この「プール・サーフスクール」とは、初めてサーフィンを体験する小学生を対象に安全なプールで楽しく体験してもらう教室で、なかなか一人で始めるにはハードルの高いサーフィンを、温水プールで楽しみながら初めてみるというイベントです。座学と実技で構成されており、座学ではセルフレスキュー講座や、離岸流などの海の知識について学び、実技では水中で体を動かしながら水に親しむ準備運動を、ライフセーバーが指導しています。

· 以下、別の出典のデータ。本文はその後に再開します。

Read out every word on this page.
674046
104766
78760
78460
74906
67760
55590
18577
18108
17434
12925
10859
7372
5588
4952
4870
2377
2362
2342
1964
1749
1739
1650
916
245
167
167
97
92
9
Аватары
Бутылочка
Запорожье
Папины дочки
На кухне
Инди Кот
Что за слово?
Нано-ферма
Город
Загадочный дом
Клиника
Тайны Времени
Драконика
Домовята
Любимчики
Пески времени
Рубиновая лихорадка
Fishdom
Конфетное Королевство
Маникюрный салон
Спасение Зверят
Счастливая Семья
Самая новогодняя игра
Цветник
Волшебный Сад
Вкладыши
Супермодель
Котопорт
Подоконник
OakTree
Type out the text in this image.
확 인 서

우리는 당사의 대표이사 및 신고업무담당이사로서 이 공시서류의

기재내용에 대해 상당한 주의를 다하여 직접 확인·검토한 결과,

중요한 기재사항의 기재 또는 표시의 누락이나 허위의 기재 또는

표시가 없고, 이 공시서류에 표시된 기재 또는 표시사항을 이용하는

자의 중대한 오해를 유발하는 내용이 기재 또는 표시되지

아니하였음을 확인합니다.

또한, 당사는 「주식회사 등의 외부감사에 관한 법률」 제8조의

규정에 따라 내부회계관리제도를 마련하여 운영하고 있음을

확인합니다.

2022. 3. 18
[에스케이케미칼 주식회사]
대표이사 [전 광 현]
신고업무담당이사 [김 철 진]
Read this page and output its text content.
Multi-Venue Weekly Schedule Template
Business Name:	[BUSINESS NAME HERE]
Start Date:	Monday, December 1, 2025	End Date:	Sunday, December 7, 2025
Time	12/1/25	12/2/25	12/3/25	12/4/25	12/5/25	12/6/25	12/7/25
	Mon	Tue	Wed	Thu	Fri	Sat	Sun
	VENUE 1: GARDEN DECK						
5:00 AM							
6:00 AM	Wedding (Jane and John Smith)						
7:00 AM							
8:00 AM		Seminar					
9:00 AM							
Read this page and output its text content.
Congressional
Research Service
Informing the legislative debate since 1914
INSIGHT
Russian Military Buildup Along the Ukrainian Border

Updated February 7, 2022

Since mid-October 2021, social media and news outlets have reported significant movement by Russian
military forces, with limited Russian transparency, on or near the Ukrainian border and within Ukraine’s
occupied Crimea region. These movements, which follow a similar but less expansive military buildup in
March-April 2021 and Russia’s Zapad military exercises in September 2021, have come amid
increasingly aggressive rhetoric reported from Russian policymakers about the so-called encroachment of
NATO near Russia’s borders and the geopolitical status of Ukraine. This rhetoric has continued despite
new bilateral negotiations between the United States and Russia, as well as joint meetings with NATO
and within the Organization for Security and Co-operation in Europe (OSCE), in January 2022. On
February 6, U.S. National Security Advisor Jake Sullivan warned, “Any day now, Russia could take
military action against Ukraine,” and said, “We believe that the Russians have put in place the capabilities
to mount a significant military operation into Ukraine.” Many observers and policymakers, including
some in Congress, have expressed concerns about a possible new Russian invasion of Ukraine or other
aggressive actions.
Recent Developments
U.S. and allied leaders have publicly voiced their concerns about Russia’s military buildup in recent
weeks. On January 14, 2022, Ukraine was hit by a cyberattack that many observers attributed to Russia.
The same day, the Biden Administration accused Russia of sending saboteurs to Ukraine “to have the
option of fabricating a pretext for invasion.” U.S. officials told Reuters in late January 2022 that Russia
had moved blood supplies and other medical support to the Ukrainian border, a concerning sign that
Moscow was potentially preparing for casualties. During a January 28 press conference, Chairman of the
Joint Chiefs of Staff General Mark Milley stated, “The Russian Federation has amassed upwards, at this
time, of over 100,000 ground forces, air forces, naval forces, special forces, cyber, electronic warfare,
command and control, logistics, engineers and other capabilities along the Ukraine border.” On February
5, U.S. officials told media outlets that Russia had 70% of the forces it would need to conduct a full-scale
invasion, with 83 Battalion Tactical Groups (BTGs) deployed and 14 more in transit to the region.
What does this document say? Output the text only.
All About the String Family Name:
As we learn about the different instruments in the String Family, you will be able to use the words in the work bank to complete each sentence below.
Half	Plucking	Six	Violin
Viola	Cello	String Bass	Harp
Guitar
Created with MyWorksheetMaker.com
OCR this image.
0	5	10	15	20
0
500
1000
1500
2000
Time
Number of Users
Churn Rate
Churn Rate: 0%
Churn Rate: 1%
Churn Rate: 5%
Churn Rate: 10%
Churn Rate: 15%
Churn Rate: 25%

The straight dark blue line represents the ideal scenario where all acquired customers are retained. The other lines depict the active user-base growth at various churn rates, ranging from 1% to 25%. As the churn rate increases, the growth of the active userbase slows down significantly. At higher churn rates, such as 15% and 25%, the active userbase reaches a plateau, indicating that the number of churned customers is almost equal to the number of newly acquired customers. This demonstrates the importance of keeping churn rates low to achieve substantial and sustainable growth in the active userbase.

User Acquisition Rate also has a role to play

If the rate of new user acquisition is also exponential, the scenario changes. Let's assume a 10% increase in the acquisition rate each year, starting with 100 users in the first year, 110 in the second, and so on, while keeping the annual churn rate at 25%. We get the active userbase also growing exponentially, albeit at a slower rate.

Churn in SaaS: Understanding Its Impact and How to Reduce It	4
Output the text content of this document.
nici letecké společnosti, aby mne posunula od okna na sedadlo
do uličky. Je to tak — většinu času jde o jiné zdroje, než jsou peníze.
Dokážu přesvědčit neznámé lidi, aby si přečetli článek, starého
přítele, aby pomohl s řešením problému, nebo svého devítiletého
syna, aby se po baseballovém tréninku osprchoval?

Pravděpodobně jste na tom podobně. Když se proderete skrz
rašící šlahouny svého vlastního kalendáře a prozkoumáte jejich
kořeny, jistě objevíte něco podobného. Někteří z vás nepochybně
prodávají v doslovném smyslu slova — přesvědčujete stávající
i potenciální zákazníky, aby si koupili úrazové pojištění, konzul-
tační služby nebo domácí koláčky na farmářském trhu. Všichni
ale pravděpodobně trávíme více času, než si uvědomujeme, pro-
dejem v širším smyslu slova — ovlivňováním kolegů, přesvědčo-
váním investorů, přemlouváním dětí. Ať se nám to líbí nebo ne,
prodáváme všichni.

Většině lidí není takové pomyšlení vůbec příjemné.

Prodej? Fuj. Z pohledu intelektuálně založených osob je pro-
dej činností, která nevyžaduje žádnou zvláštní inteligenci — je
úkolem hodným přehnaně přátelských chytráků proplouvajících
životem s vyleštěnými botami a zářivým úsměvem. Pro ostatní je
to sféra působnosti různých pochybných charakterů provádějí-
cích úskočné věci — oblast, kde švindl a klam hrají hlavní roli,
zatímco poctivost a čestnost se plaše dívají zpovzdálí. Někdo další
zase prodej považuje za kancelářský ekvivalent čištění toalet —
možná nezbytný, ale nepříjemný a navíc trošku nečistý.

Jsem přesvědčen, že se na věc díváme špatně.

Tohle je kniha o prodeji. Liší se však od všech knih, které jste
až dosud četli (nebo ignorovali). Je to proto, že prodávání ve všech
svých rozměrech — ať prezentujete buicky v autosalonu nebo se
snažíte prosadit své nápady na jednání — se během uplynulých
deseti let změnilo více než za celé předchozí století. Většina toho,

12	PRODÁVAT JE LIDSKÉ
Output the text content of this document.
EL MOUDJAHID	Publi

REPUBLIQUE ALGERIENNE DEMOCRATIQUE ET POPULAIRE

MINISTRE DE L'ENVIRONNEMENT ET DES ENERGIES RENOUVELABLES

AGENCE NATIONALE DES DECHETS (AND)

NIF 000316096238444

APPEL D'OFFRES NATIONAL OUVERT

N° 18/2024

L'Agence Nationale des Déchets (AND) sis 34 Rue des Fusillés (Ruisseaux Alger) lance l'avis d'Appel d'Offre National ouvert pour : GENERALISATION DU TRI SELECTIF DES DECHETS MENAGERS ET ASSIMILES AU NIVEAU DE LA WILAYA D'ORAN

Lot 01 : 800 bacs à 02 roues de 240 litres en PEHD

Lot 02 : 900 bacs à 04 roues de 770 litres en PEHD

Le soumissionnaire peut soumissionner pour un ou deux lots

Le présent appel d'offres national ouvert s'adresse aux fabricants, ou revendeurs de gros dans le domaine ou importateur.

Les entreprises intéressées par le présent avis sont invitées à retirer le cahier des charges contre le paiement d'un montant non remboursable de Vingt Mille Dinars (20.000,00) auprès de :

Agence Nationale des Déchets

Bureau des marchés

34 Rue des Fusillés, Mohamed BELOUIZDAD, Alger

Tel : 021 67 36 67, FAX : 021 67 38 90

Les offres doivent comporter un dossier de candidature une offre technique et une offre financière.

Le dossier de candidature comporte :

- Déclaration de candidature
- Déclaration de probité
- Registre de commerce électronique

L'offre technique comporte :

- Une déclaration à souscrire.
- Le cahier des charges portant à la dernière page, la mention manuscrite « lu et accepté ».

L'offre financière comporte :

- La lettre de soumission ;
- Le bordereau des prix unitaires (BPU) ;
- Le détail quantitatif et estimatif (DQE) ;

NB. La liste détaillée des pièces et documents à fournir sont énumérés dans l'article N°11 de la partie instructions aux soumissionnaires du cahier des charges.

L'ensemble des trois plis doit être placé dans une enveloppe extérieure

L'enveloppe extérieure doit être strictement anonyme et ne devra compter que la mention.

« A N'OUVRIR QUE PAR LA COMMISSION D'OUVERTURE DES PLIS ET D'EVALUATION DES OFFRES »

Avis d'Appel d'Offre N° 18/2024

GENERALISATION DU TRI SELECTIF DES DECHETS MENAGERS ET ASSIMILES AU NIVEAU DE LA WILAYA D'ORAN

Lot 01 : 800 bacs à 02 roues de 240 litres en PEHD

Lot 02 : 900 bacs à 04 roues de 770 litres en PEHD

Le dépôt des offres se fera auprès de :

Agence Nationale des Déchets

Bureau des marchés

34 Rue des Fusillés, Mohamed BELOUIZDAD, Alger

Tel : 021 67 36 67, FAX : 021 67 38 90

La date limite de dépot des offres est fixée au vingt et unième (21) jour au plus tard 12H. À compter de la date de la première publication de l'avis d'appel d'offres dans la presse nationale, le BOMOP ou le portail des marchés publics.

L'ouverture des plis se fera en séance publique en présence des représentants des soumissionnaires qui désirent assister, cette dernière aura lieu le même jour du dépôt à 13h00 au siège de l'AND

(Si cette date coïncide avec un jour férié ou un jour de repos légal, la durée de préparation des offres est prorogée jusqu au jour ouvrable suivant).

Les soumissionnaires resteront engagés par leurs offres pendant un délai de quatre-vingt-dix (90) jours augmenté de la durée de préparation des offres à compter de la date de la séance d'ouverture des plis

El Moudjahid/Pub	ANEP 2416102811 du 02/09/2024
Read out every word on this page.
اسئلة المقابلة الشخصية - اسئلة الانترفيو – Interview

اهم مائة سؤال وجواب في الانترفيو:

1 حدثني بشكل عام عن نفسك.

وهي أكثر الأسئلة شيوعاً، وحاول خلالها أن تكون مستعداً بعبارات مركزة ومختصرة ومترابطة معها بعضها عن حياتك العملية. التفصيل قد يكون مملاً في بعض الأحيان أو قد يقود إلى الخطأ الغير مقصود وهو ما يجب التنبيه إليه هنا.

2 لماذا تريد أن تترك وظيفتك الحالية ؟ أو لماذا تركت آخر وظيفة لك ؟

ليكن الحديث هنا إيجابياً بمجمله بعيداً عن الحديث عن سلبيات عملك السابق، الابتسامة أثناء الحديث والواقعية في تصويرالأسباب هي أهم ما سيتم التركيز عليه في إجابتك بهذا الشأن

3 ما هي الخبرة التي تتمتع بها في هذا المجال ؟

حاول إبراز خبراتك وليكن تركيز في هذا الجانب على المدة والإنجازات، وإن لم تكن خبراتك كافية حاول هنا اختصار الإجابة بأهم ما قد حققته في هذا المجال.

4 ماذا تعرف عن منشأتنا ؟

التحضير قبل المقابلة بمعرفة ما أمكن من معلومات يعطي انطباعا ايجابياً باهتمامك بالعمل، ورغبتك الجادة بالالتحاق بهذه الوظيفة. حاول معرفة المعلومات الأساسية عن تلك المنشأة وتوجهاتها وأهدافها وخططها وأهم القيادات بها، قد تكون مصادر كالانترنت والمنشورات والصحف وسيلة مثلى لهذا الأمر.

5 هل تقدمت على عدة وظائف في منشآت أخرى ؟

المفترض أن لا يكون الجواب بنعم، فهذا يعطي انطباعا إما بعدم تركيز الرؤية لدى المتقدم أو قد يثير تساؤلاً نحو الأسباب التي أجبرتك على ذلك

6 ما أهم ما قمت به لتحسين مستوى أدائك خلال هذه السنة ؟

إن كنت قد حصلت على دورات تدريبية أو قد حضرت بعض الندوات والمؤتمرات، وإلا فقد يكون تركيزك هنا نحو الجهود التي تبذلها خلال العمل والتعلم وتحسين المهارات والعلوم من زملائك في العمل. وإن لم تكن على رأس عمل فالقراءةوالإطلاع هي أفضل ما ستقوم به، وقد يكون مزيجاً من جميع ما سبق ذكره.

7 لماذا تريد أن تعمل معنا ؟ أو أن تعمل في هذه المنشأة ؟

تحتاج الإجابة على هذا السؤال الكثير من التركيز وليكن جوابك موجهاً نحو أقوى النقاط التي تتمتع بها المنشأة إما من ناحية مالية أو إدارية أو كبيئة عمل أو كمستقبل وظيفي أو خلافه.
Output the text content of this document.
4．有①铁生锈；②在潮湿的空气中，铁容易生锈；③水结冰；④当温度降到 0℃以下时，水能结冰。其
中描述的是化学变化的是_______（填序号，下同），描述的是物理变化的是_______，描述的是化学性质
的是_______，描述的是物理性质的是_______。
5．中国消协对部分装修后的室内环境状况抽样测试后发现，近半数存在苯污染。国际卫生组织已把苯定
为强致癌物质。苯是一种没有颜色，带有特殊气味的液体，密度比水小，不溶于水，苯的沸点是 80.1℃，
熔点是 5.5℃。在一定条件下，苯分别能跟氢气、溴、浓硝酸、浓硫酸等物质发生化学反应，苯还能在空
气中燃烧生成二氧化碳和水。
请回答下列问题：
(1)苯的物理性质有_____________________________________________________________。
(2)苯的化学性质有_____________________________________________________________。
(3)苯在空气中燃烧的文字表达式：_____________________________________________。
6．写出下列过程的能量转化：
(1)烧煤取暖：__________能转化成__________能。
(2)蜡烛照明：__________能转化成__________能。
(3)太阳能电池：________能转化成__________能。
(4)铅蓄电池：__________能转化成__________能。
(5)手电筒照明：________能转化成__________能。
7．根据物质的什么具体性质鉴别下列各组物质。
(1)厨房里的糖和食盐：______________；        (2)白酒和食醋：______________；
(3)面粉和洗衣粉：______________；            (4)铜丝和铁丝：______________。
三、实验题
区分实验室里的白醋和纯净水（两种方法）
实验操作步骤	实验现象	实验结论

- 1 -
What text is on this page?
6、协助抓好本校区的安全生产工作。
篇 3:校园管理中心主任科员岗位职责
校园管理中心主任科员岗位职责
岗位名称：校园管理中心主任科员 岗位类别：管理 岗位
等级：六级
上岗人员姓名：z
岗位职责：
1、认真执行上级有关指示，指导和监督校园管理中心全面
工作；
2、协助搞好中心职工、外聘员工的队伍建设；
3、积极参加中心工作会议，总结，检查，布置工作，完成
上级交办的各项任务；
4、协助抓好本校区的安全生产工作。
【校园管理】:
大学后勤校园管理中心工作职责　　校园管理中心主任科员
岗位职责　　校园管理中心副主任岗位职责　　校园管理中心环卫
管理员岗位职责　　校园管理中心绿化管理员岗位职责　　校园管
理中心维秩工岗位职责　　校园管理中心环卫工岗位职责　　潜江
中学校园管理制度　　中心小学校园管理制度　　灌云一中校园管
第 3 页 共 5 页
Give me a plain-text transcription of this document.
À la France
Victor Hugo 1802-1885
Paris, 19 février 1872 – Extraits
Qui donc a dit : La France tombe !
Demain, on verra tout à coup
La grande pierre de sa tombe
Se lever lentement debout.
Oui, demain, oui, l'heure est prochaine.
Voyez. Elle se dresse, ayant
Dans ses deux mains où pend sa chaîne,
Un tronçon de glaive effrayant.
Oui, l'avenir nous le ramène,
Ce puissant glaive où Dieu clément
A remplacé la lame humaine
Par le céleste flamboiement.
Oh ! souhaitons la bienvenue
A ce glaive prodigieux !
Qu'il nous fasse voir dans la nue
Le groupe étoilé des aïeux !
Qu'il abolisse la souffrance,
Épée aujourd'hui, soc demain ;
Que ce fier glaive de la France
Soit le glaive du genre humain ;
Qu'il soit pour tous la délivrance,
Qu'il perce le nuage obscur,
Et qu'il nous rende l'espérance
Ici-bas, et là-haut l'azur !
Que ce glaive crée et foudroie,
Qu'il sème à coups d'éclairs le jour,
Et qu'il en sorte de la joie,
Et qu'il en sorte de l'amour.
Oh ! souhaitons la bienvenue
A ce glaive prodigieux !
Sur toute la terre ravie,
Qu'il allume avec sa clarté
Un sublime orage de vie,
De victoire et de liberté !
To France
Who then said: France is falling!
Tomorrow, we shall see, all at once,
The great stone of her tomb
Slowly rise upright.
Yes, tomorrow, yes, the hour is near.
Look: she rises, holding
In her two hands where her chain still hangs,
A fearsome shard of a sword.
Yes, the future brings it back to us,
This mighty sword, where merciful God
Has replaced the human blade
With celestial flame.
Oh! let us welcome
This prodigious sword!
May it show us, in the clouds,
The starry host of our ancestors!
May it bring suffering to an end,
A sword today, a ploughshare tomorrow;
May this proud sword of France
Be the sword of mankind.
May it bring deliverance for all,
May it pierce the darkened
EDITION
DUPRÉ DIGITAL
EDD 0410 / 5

水辺で楽しむにはまず安全をしっかりと確保する必要があります。サーフィンのみならずオープンウォータースイミングやトライアスロン、カヌー、ボートなどあらゆる水辺のスポーツを楽しむ上で、そのベースに自分で自分の身を守るためのWater Safetyが必要になります。今後もさまざまな団体と協力して、あらゆるスポーツの基礎としてのWater Safetyの導入を進めていきます。
■日本サーフィン連盟コメント 2021.3.6■
四方を海に囲まれた海洋国の日本にとって海は身近な存在で、海水浴・海洋レジャーを含め、海を訪れる機会が多くあります。しかしながら、近年においては海を訪れる方々が減少しているなど、いわゆる「海離れ」という傾向が見られ、この傾向は特に10代~20代の若者に顕著に見られています。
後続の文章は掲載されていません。